Tomó su bolso de viaje y le ordenó a los mozos que trajeran su baúl del vagón de equipaje y lo condujeran fuera de la estación.
Olinda observó que el carruaje era de diseño muy moderno y lo tiraban dos caballos.
Otro lacayo la ayudó a subir y cubrió sus rodillas con una manta ligera.
Ataron su baúl a la parte posterior del vehículo y el carruaje se alejó de la estación.
Olinda se asomó por la ventana para ver la población de Derby, pero pronto las casas quedaron atrás y se encontraron en campo abierto.
La tarde avanzaba ya y las sombras producidas por el sol comenzaban a alargarse; podía ver campos fértiles, espesos bosques, y de vez en cuando, al fondo de largas avenidas, importantes mansiones bordeadas por olmos.
Creía saber, aunque no estaba segura, que Derbyshire era un condado elegante y que los nobles que vivían en él eran ricos e ilustres.
“Tal vez ofrezcan bailes y cenas casi todas las noches” pensó, y se preguntó cómo sería todo si ella se dirigiera a la Casa Kelvedon como invitada y no como simple costurera.
-No debes usar tu título –le había advertido Lady Selwyn cuando contestó el anuncio del Times.
-¿Crees que sería embarazoso para quienes me contratan que usara el título de honorable, al que tengo derecho? –preguntó.
-No quisiera que nadie que haya conocido a tu padre sepa lo que estás haciendo –contestó Lady Selwyn-. Pero Selwyn es un apellido bastante común y, a menos que tú se los digas, no hay razón para que alguien adivine quién eres.
-No, claro que no, mamá –reconoció Olinda-, y te asuro que la señorita Selwyn, costurera, no despertará ninguna curiosidad.
La condesa viuda había sido bastante amable al enviar un carruaje muy cómodo a buscarla, cuando ella esperaba el tipo de carreta abierta en la que los sirvientes viajaban casi siempre.
Se preguntó cómo sería su ama.

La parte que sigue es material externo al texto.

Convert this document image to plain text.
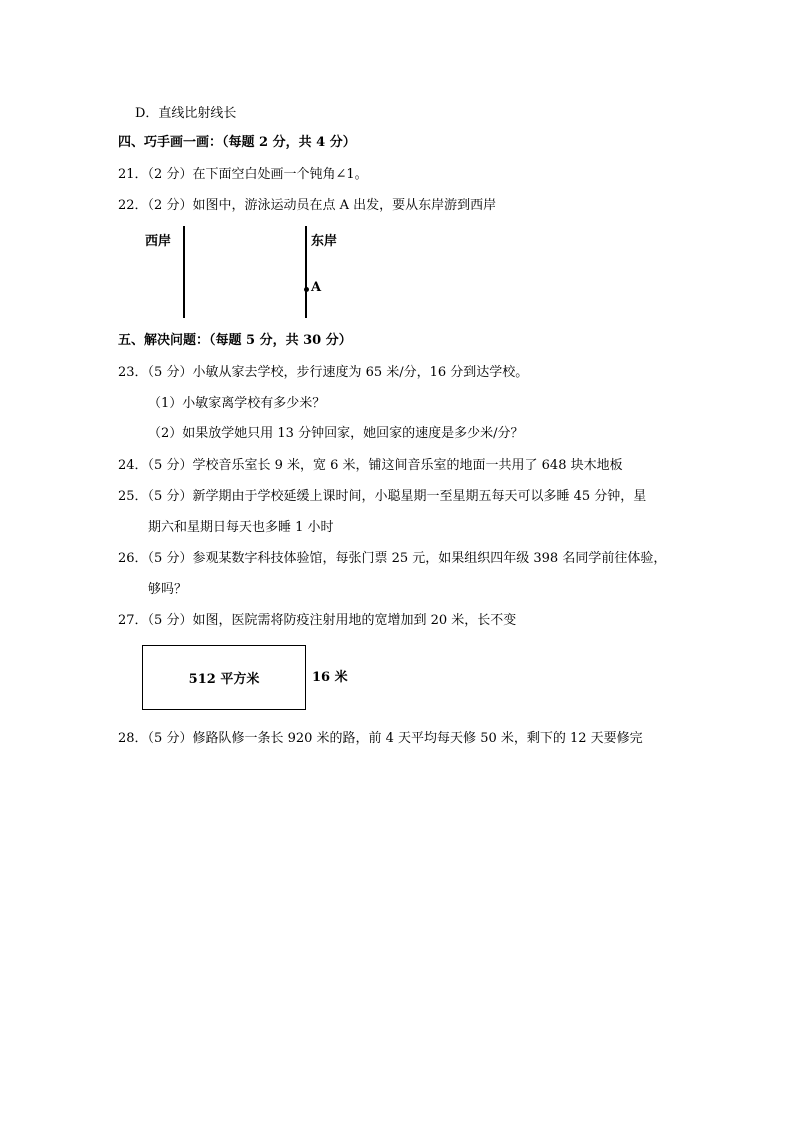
D．直线比射线长
四、巧手画一画：（每题 2 分，共 4 分）
21．（2 分）在下面空白处画一个钝角∠1。
22．（2 分）如图中，游泳运动员在点 A 出发，要从东岸游到西岸
西岸	东岸
A
五、解决问题：（每题 5 分，共 30 分）
23．（5 分）小敏从家去学校，步行速度为 65 米/分，16 分到达学校。
（1）小敏家离学校有多少米？
（2）如果放学她只用 13 分钟回家，她回家的速度是多少米/分？
24．（5 分）学校音乐室长 9 米，宽 6 米，铺这间音乐室的地面一共用了 648 块木地板
25．（5 分）新学期由于学校延缓上课时间，小聪星期一至星期五每天可以多睡 45 分钟，星
期六和星期日每天也多睡 1 小时
26．（5 分）参观某数字科技体验馆，每张门票 25 元，如果组织四年级 398 名同学前往体验，
够吗？
27．（5 分）如图，医院需将防疫注射用地的宽增加到 20 米，长不变
512 平方米	16 米
28．（5 分）修路队修一条长 920 米的路，前 4 天平均每天修 50 米，剩下的 12 天要修完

Se dijo que si su marido, de estar vivo, hubiera cumplido setenta años, no era ilógico pensar que ella debía tener más de sesenta. Tal vez fuera tan frágil como su madre.
A causa de la enfermedad, Lady Selwyn representaba mucho más de los cincuenta y cuatro años que en realidad tenía. La pérdida de su marido y de su hijo le había quitado esa alegría de vivir que siempre la había caracterizado y que Olinda recordaba tan bien.
Sin embargo, los recuerdos desaparecieron de su mente cuando los caballos cruzaron dos enormes puertas de hierro forjado, y avanzaron a través de una larga avenida bordeada por viejos robles. A juzgar por el grosor de sus troncos, debieron haber estado allí como centinelas del camino cubierto de grava, durante siglos enteros.
Más allá de ellos, del otro lado del pequeño valle, había un lago y, después de él, Olinda vio por primera vez la Casa Kelvedon.
Era aún más espléndida y hermosa de lo que parecía en la revista.
Sus cúpulas, la aguja central, las altas chimeneas estilo Tudor, se recortaban contra el azul profundo del cielo de la tarde, y sus largas ventanas parecían lanzar calidos destellos, como si le dieran a Olinda una bienvenida especial.
Era grande e impresionante; sin embargo, excepto su tamaño, no había nada en ella que inspirara temor
Olinda había pensado siempre que las casas tenían rostros. El de la Casa Kelvon le pareció un tanto altivo y orgulloso, pero, al mismo tiempo, era un rostro cordial que reflejaba bondad.
Observó la gran puerta de entrada en el centro del edificio y la escalinata de piedra que conducía a ella; pero no se sorprendió cuando el carruaje dio la vuelta hacia la izquierda y se detuvo ante una entrada más pequeña.
Sin embargo, a pesar de que sabía muy bien que no podía ser recibida como invitada de honor en aquella magnífica casa, por un momento Olinda se sintió desilusionada.
“Podré ver el vestíbulo de entrada después”, se dijo.